Many think Facebook or Google Ads don’t work and hold these platforms accountable when “interested people” don’t book with you when they call or visit your website. You need to understand that it takes multiple touchpoints for most people to make a buying decision for any product, but most importantly, a service. Heck, research from Hubspot—a marketing software developer—shows it takes their customers 12-15 touchpoints and a live demo to close an average prospect and convert them into a customer.

This is where the follow-up process comes in. If you don’t have one, you need one. If you don’t have all of these items implemented into your process and aren’t tracking, please start. These points will get you on track.

Bill Faeth

1. Buying cycle: Your follow-up should be timed to nurture the buyer through the sales process based on the average time it takes them to make a buying decision. This timing will vary from buyer to buyer. For example, based on my data, the average individual business traveler books an airport transfer within 72 hours of service. The average wedding booked by a bride can be booked up to 12 months in advance. This means you need a three-day funnel or follow process for the individual business traveler and a 12-month funnel for the bride to cover the average sales/buying cycle.

2. Buyer segmentation: Each buyer will have a different sales cycle, as illustrated in the example above. This is critical to understand in order to create a follow-up process to extend the sales cycle’s length. Keep in mind that the longer the sales cycle, the larger gaps you should have between touchpoints—but I would recommend going longer than 30 days between communications regardless of channel.

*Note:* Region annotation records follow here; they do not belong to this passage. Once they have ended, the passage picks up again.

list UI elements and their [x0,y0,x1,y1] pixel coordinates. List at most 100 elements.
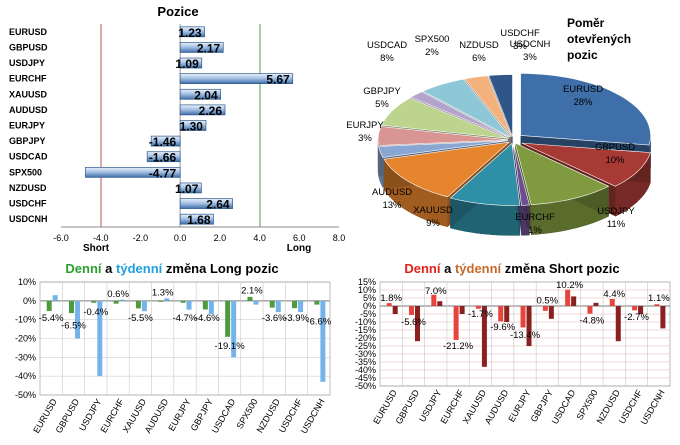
bar-denn--audusd [498,306,504,322]
bar-denn--nzdusd [269,300,275,308]
data-label: 1.1% [648,293,670,304]
position-bar-audusd [179,104,226,116]
bar-t-denn--audusd [164,298,170,301]
bar-denn--xauusd [475,306,481,309]
pie-slice-nzdusd [422,78,511,138]
data-label: -1.7% [468,309,493,320]
pie-pct-audusd: 13% [382,200,402,211]
long-title-weekly: týdenní [116,261,163,276]
position-category-eurchf: EURCHF [9,74,47,84]
position-bar-eurchf [179,73,294,85]
data-label: -4.6% [195,313,220,324]
positions-x-tick: 6.0 [293,233,306,243]
pie-title-line-2: otevřených [567,32,631,46]
position-value-spx500: -4.77 [149,166,177,180]
pie-pct-xauusd: 9% [426,218,440,229]
short-title-weekly: týdenní [455,261,502,276]
bar-t-denn--usdcad [231,300,237,358]
pie-pct-nzdusd: 6% [472,53,486,64]
bar-t-denn--nzdusd [275,300,281,313]
data-label: 1.8% [380,293,402,304]
bar-denn--usdchf [292,300,298,309]
position-value-xauusd: 2.04 [194,88,218,102]
data-label: -9.6% [490,322,515,333]
pie-title-line-3: pozic [567,48,598,62]
bar-denn--usdjpy [91,300,97,303]
bar-t-denn--gbpjpy [548,306,554,319]
data-label: -6.5% [61,320,86,331]
pie-label-usdcnh: USDCNH [510,39,551,50]
pie-pct-gbpusd: 10% [605,155,625,166]
position-bar-usdcad [146,151,181,163]
y-tick-label: -50% [355,381,376,391]
pie-label-audusd: AUDUSD [372,187,412,198]
position-bar-usdchf [179,198,233,209]
pie-label-gbpjpy: GBPJPY [363,86,401,97]
position-bar-usdjpy [179,57,203,69]
position-bar-gbpjpy [150,135,181,147]
data-label: 1.3% [152,287,174,298]
bar-denn--eurchf [113,300,119,304]
bar-denn--spx500 [587,306,593,314]
y-tick-label: 0% [363,301,376,311]
position-bar-eurusd [179,26,205,38]
y-tick-label: 10% [18,277,36,287]
position-value-eurchf: 5.67 [266,73,290,87]
bar-t-denn--usdchf [298,300,304,313]
bar-denn--usdcad [565,289,571,306]
position-value-audusd: 2.26 [199,104,223,118]
bar-t-denn--usdjpy [437,301,443,306]
pie-title: Poměr otevřených pozic [567,16,634,62]
position-category-usdjpy: USDJPY [9,58,45,68]
long-annotation: Long [287,243,311,254]
position-value-eurjpy: 1.30 [180,120,204,134]
pie-slice-eurusd [520,73,651,146]
y-tick-label: -35% [355,357,376,367]
bar-t-denn--spx500 [253,300,259,305]
long-change-bar-chart: Denní a týdenní změna Long pozic 10% 0% -1… [15,261,332,435]
bar-denn--audusd [158,300,164,302]
bar-t-denn--spx500 [593,302,599,306]
short-title-daily: Denní [404,261,441,276]
data-label: -6.6% [306,317,331,328]
positions-x-tick: 4.0 [253,233,266,243]
pie-label-usdchf: USDCHF [500,28,540,39]
y-tick-label: -10% [355,317,376,327]
y-tick-label: -10% [15,315,36,325]
data-label: -5.5% [128,313,153,324]
positions-x-tick: 2.0 [214,233,227,243]
short-title-rest: změna Short pozic [505,261,620,276]
pie-pct-usdcad: 8% [380,53,394,64]
bar-t-denn--xauusd [141,300,147,312]
pie-pct-usdjpy: 11% [607,219,626,230]
bar-denn--spx500 [247,296,253,301]
position-category-audusd: AUDUSD [9,105,48,115]
bar-denn--usdcnh [314,300,320,305]
data-label: -2.7% [624,312,649,323]
position-value-gbpjpy: -1.46 [149,135,177,149]
pie-label-eurchf: EURCHF [515,212,555,223]
position-bar-eurjpy [179,120,207,131]
data-label: -5.6% [401,317,426,328]
position-value-usdcad: -1.66 [149,151,177,165]
bar-t-denn--nzdusd [615,306,621,342]
bar-t-denn--usdchf [638,306,644,314]
position-category-eurusd: EURUSD [9,27,48,37]
pie-label-nzdusd: NZDUSD [459,40,499,51]
bar-denn--eurchf [453,306,459,340]
bar-t-denn--usdjpy [97,300,103,377]
long-title-rest: změna Long pozic [166,261,279,276]
data-label: 0.5% [536,295,558,306]
bar-denn--eurjpy [180,300,186,303]
pie-pct-usdcnh: 3% [523,52,537,63]
pie-slice-usdcnh [488,74,513,137]
position-category-eurjpy: EURJPY [9,121,45,131]
pie-slice-usdcad [381,97,509,139]
position-category-xauusd: XAUUSD [9,89,48,99]
pie-pct-eurchf: 1% [528,225,542,236]
bar-denn--eurjpy [520,306,526,328]
bar-t-denn--eurusd [52,295,58,301]
positions-bar-chart: Pozice EURUSD GBPUSD USDJPY EURCHF XAUUSD AUD… [9,4,345,254]
bar-denn--usdchf [632,306,638,311]
positions-x-tick: -4.0 [93,233,109,243]
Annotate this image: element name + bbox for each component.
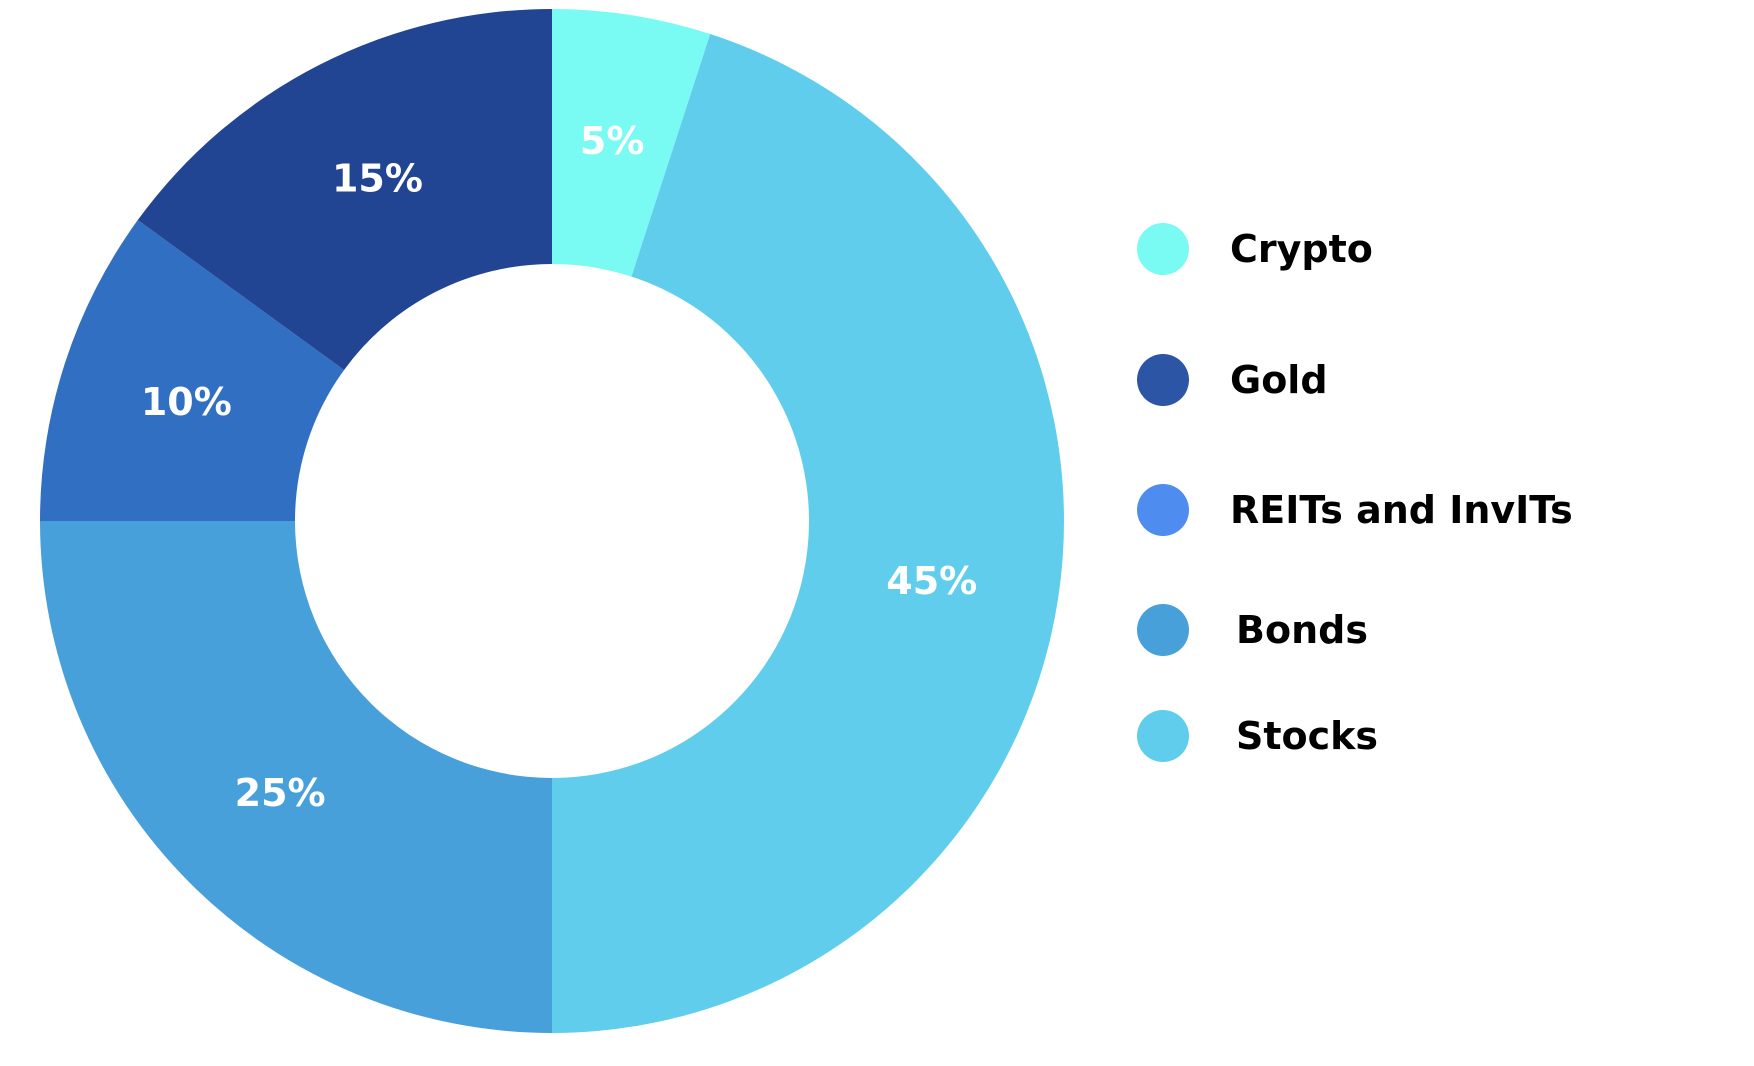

4. Communication channels: Simply put, you must go where your buyer is. We don’t get the luxury of determining where to communicate with our buyers; we need to use the channels they prefer. If they start a conversation via Facebook Messenger, then keep the conversation going through Messenger unless they ask or you ask to move to another channel. Once again, the communication channels will vary depending on each buyer. For instance, It is much more likely you’ll DM via Instagram with a young bride while using traditional email with an experienced travel manager. Still, you should be prepared to utilize a variety of modes, from SMS to Snapchat, if you want to increase your conversions.

5. Mindset: Most operators believe their clients don’t want to hear from them, and this may be the case if you only try to sell to them every time you communicate with them. But, if you put their best interests at heart and share valuable and beneficial content via emails, social media posts, texts, videos, etc., then they will consume and engage. Keep in mind that the quality of your content and volume is determined from the onset, so if you’re going to email weekly, then be consistent from the start. A huge misconception is that less communication is better; this is 100 percent wrong if your content is valuable. If you set up an email funnel for brides and send one email a month for 12 months, they will engage, read, and even click if the content benefits them. If the emails are filled with sales stuff and deals, your open rate will drop, and they might even unsubscribe.

Even if you don’t set up funnels, re-targeting ads, and the like, follow up with every unbooked quote the day after the quote is delivered and then again five to seven days later if the reservation is not booked. Be prepared to add value and don’t sell. Write down your top three sales propositions for each buyer type and use these as the conversation starters when you call to see if they have any questions.